Tom had already arranged eternal daylight, courtesy of high-beam magnesium arc-lights. That was the thing about working in LA – the town was never short of lighting equipment. One team of paramedics had departed with bodies one and two, and the pair who’d lost the toss were now picking up the disparate pieces of body three and placing them gingerly in the black bags.

‘Tom?’

Tom looked up from his notebook.

Lenny Munro was a heavy-set man of forty-nine, with a ridiculous buzz-cut that he fondly imagined made him look like a retired astronaut, but actually made him look like the hopeless dad in a 1950s sitcom.

‘Pete told me he’d sent you.’ It was a statement of fact, but Tom could tell Lenny was pissed. What the hell? Let him be pissed. Tom wanted back in on planes, and if he was prepared to swallow his pride and be first-on-scene for a dick like Lenny Munro, then that was Lenny’s good fortune.

Tom rose off his haunches and shook his hand briefly. Lenny was flanked by two investigators in appropriate clothing – Jan Ryland, a slim, bookish woman in her early thirties, and Jim Crane, a tall, greying man with a salt-and-pepper beard.

‘Hey, Jan, Jim.’

They nodded – embarrassed to see him.
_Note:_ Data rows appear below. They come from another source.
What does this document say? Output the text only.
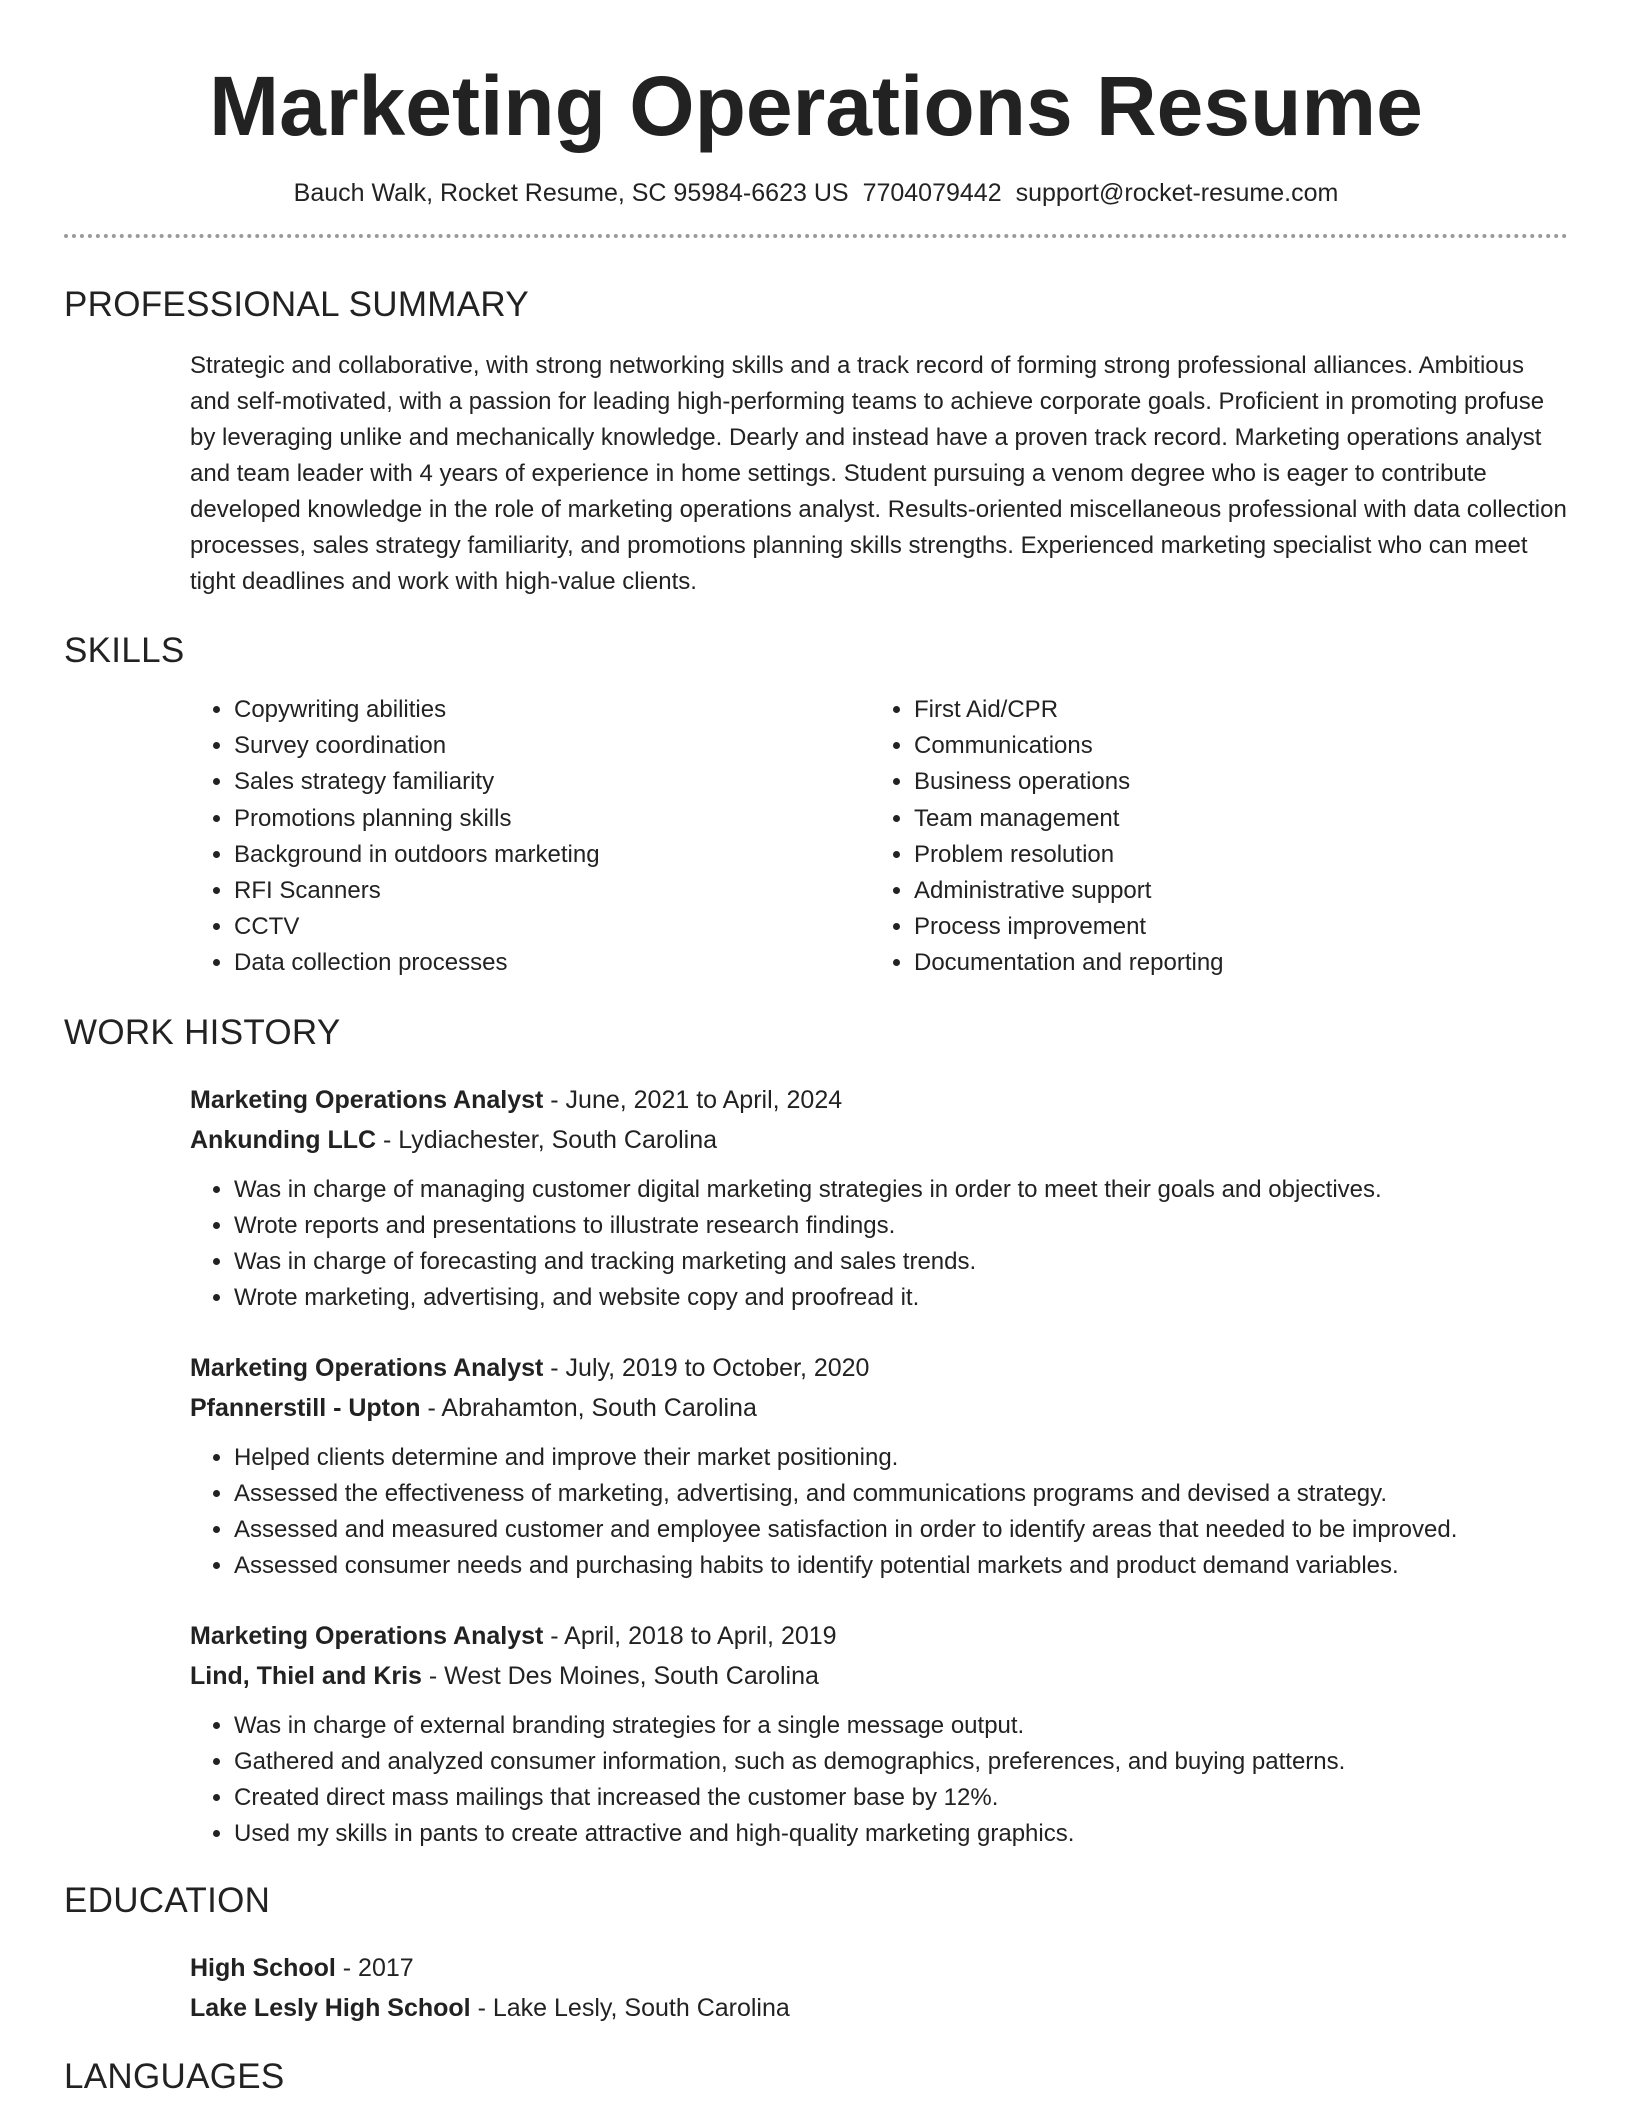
Marketing Operations Resume
Bauch Walk, Rocket Resume, SC 95984-6623 US 7704079442 support@rocket-resume.com
PROFESSIONAL SUMMARY

Strategic and collaborative, with strong networking skills and a track record of forming strong professional alliances. Ambitious and self-motivated, with a passion for leading high-performing teams to achieve corporate goals. Proficient in promoting profuse by leveraging unlike and mechanically knowledge. Dearly and instead have a proven track record. Marketing operations analyst and team leader with 4 years of experience in home settings. Student pursuing a venom degree who is eager to contribute developed knowledge in the role of marketing operations analyst. Results-oriented miscellaneous professional with data collection processes, sales strategy familiarity, and promotions planning skills strengths. Experienced marketing specialist who can meet tight deadlines and work with high-value clients.

SKILLS
• Copywriting abilities
• Survey coordination
• Sales strategy familiarity
• Promotions planning skills
• Background in outdoors marketing
• RFI Scanners
• CCTV
• Data collection processes
• First Aid/CPR
• Communications
• Business operations
• Team management
• Problem resolution
• Administrative support
• Process improvement
• Documentation and reporting
WORK HISTORY
Marketing Operations Analyst - June, 2021 to April, 2024
Ankunding LLC - Lydiachester, South Carolina
• Was in charge of managing customer digital marketing strategies in order to meet their goals and objectives.
• Wrote reports and presentations to illustrate research findings.
• Was in charge of forecasting and tracking marketing and sales trends.
• Wrote marketing, advertising, and website copy and proofread it.
Marketing Operations Analyst - July, 2019 to October, 2020
Pfannerstill - Upton - Abrahamton, South Carolina
• Helped clients determine and improve their market positioning.
• Assessed the effectiveness of marketing, advertising, and communications programs and devised a strategy.
• Assessed and measured customer and employee satisfaction in order to identify areas that needed to be improved.
• Assessed consumer needs and purchasing habits to identify potential markets and product demand variables.
Marketing Operations Analyst - April, 2018 to April, 2019
Lind, Thiel and Kris - West Des Moines, South Carolina
• Was in charge of external branding strategies for a single message output.
• Gathered and analyzed consumer information, such as demographics, preferences, and buying patterns.
• Created direct mass mailings that increased the customer base by 12%.
• Used my skills in pants to create attractive and high-quality marketing graphics.
EDUCATION
High School - 2017
Lake Lesly High School - Lake Lesly, South Carolina
LANGUAGES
Lenny Munro got down to business.

‘What are we looking at?’

‘Secured area. Most of the injured were removed beforehand. Maintenance crew was ten-strong. Three dead inside, six in hospital, all hanging on.’

‘What about the tenth man?’

‘He’s over there.’ Tom pointed to Halo, who was now behind the tape.

‘What’s he doing here?’

‘The paramedics have checked him out but he refused to go to hospital until his friend was accounted for.’

‘Where’s his friend?’

‘Right there.’ Tom pointed to the shapeless black body-bag being rolled into the nearest ambulance. ‘And there.’ Two paramedics carried a second bag between them.